Mike Averkiou knows a thing or two about bringing worlds together. He’s lived half his life on the Mediterranean island of Cyprus and half his life in the U.S., including 11 years in Seattle. His career path has taken him from academia to industry and back again. And as a bioengineer, he applies engineering precision to the biology of disease detection, improved cancer treatment and monitoring and ways to better deliver drugs to targeted cells.
Averkiou, who joins the UW Department of Bioengineering Jan. 5, 2015, as associate professor, brings expertise in ultrasound imaging and therapy technology. He will collaborate with UW’s ultrasound-based Washington Molecular Imaging and Therapy Center, or uWAMIT, set up to incubate ultrasound technologies and help transfer innovations into clinics.

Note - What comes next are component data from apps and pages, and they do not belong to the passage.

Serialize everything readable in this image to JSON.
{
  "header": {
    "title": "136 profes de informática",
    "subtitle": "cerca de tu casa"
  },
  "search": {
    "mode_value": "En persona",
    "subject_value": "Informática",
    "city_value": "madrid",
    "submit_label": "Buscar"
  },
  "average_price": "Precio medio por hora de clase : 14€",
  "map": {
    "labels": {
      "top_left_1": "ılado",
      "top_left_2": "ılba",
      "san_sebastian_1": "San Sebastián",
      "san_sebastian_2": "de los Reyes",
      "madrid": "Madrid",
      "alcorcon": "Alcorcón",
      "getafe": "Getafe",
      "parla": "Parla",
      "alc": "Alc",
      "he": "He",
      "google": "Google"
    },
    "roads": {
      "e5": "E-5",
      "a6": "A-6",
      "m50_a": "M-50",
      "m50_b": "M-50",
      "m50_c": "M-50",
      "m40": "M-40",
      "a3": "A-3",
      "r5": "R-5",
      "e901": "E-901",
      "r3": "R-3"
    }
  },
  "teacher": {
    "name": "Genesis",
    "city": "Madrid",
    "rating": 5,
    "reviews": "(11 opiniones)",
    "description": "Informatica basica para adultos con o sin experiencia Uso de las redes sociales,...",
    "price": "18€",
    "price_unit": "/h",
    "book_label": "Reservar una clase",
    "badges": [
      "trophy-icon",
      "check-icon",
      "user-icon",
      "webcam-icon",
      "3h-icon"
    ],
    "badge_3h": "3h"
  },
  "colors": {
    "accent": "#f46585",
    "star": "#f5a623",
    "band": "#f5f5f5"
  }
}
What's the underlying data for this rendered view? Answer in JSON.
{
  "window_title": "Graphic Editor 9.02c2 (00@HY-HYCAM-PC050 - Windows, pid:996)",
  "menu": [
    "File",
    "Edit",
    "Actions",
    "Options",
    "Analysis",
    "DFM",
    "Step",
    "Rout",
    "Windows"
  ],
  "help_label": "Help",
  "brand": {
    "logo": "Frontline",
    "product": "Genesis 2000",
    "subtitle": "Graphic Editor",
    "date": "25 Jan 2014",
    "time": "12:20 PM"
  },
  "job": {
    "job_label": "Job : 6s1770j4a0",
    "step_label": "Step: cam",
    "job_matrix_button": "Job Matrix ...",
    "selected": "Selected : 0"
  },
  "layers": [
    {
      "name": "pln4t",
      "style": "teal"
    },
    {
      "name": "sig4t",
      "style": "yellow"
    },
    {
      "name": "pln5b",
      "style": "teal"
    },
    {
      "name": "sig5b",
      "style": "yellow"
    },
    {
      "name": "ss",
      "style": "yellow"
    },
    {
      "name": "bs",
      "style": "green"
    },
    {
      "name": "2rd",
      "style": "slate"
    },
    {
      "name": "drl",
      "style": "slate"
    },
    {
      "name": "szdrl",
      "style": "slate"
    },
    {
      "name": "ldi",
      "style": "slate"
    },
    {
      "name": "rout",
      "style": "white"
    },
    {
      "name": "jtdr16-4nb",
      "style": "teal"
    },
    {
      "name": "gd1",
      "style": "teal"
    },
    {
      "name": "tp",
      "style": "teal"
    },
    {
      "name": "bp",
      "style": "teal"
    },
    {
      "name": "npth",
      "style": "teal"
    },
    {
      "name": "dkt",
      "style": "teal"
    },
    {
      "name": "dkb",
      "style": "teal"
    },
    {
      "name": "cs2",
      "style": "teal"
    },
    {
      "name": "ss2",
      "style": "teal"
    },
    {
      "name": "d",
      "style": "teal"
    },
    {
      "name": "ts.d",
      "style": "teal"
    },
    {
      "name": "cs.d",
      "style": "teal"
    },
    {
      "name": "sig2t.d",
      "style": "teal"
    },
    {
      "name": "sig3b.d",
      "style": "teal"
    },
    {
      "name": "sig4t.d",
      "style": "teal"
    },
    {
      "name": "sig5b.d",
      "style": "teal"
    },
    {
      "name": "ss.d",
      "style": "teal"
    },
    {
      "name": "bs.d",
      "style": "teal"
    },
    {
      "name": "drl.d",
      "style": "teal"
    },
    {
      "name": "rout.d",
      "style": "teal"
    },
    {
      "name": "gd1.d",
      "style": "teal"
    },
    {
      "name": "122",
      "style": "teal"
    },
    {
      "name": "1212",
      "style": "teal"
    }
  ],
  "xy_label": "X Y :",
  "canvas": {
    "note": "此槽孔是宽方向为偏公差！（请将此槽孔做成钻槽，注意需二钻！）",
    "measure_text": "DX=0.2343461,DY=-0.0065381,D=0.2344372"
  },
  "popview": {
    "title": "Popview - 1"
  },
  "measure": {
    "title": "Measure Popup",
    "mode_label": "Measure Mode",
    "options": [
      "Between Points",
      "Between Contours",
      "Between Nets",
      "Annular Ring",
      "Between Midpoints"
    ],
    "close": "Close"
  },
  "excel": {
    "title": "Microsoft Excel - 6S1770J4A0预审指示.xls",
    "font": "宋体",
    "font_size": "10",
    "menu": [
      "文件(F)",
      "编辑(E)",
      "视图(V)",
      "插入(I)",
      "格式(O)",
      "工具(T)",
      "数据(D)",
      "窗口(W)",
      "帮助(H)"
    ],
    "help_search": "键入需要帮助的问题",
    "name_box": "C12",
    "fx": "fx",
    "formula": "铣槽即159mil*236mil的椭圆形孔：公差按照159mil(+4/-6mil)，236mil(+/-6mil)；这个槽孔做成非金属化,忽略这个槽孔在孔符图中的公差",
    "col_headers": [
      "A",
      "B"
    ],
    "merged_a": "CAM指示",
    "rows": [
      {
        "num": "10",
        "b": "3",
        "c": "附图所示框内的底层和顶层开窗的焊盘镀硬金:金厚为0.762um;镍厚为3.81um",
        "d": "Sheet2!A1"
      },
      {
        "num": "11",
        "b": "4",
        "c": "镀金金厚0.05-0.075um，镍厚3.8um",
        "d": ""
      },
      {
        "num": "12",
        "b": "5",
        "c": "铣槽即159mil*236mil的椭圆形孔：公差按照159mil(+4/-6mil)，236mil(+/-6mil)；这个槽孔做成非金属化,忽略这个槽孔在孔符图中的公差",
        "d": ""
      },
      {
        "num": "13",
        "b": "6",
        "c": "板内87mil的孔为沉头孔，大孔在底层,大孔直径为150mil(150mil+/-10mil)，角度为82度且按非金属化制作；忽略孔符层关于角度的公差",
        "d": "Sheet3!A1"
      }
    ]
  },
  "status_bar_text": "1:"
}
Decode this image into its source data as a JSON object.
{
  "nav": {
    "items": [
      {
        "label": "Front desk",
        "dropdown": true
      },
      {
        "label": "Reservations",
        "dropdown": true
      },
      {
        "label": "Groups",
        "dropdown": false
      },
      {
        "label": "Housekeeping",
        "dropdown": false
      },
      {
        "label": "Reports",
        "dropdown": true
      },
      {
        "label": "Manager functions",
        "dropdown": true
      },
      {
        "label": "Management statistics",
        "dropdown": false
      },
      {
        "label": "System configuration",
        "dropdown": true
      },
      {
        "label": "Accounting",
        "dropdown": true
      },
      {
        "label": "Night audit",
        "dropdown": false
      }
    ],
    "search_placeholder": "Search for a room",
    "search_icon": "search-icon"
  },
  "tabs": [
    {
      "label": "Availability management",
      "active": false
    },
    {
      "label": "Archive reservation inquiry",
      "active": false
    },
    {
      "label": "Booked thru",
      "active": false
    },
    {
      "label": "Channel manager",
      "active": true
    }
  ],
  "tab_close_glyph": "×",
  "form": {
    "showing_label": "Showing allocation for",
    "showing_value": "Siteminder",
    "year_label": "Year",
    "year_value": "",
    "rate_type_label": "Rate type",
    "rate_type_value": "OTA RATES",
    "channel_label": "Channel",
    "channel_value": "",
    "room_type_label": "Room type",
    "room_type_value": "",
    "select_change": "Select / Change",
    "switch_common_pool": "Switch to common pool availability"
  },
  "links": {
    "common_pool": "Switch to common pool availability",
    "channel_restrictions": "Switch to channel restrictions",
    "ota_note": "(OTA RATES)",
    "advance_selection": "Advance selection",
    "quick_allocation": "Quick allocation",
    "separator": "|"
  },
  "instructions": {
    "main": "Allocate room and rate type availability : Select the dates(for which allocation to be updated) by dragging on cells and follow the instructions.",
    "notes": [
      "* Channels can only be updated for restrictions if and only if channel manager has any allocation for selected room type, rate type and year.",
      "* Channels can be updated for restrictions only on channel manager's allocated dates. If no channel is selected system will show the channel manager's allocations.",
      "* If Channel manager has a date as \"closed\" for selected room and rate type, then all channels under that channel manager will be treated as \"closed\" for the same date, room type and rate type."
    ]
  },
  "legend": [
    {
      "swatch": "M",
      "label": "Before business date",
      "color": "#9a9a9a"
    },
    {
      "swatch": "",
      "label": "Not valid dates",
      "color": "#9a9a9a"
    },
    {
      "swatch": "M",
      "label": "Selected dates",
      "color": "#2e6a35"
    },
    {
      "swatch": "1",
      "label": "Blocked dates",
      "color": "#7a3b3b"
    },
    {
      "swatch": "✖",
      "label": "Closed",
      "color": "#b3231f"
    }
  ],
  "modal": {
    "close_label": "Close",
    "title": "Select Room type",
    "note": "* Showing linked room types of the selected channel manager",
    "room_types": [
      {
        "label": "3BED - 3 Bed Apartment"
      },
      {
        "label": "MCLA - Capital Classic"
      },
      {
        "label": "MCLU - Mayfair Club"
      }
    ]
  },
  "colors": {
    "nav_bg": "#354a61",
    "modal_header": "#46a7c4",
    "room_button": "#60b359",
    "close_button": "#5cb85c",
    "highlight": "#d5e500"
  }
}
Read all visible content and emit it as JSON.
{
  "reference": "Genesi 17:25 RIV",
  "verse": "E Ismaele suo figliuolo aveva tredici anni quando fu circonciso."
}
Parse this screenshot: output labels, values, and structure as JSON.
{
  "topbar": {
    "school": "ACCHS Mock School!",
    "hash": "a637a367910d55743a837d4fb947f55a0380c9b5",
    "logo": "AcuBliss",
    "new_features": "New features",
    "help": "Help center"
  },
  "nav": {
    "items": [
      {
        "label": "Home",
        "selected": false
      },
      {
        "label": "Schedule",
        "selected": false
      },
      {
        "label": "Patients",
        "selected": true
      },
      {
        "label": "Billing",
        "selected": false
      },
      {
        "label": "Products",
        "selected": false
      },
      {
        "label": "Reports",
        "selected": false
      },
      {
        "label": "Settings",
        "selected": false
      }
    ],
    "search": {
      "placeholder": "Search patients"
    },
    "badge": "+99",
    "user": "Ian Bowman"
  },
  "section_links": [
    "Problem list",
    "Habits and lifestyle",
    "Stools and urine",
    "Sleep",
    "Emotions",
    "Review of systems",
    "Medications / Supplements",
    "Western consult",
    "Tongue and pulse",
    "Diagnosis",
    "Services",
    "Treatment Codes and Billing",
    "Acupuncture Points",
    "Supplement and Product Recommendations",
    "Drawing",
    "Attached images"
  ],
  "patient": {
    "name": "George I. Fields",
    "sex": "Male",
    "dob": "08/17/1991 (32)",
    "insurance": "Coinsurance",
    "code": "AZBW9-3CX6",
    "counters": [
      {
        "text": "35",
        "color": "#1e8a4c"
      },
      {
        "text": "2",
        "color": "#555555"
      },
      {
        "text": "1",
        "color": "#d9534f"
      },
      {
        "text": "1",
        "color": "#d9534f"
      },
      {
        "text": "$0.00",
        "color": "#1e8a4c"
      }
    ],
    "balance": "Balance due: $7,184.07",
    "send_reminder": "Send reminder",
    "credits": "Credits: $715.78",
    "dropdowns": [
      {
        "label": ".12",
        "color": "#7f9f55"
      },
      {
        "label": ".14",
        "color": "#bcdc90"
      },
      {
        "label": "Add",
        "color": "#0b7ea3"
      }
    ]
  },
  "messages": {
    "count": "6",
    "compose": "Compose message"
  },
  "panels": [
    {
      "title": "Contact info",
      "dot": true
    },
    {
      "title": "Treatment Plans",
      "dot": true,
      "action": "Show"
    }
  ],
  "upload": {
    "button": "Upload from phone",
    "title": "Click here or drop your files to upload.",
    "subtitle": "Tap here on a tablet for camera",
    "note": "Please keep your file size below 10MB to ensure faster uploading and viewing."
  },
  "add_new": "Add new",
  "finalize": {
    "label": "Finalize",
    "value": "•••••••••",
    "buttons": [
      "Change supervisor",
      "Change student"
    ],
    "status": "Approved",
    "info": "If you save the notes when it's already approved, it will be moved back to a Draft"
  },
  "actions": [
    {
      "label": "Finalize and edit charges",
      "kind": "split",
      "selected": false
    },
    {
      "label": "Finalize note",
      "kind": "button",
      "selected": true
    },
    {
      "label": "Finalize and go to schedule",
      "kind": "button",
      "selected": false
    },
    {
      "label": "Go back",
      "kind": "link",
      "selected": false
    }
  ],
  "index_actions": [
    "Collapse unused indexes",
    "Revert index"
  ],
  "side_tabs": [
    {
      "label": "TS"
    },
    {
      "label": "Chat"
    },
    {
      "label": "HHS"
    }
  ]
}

His love for problem solving and applying the results to practical clinical tools and procedures guides his work, Averkiou says. “I get intense gratification and excitement from seeing my research results improving people’s health. So I put a strong emphasis on translational research and on clinical utility.”
At the University of Cyprus, where he has been first assistant and later associate professor of mechanical and manufacturing engineering since 2005, he founded the Biomedical Ultrasound Laboratory, and forged clinical collaborations with the local hospital and oncology center and other European medical schools.
Averkiou looks forward to returning to Seattle and being part of the strong network of clinical collaborators at UW and the large UW Medical Center, as well as being part of a nationally ranked department dedicated to bioengineering. He first joined the UW Applied Physics Laboratory (APL) as a postdoctoral fellow in 1994, working on lithotripsy, bubble dynamics and therapeutic ultrasound in collaboration with Lawrence Crum, research professor in bioengineering. In 1996 he took an adjunct research professor position with APL.
After joining ATL Ultrasound in 1996 in Bothell, Wash., which Philips Medical Systems acquired three years later, he set to work advancing ultrasound technology in earnest, amassing 38 U.S. and international patents on diagnostic and therapeutic applications of ultrasound to date.
Microbubbles drive clinical innovations
His past advances can be found in numerous clinical applications today, from nonlinear tissue imaging to microbubble contrast agents that improve the ability to see into the body and visualize detail as never before. At the UW, he will expand on his work using ultrasound as a means of drug delivery targeting cancer cells, spotting the earliest stages of disease by imaging the formation of new tumor blood vessels and improving drug delivery. In one area of research, he uses high intensity focused ultrasound to blast cell membranes with microbubbles. The membranes temporarily allow the microbubbles, loaded with drug nanoparticles, to pass through them and trigger a molecular change. “I want to continue developing imaging and therapy ultrasound technology in order to bring image-guided ultrasound-mediated drug delivery into clinical trials,” Averkiou says.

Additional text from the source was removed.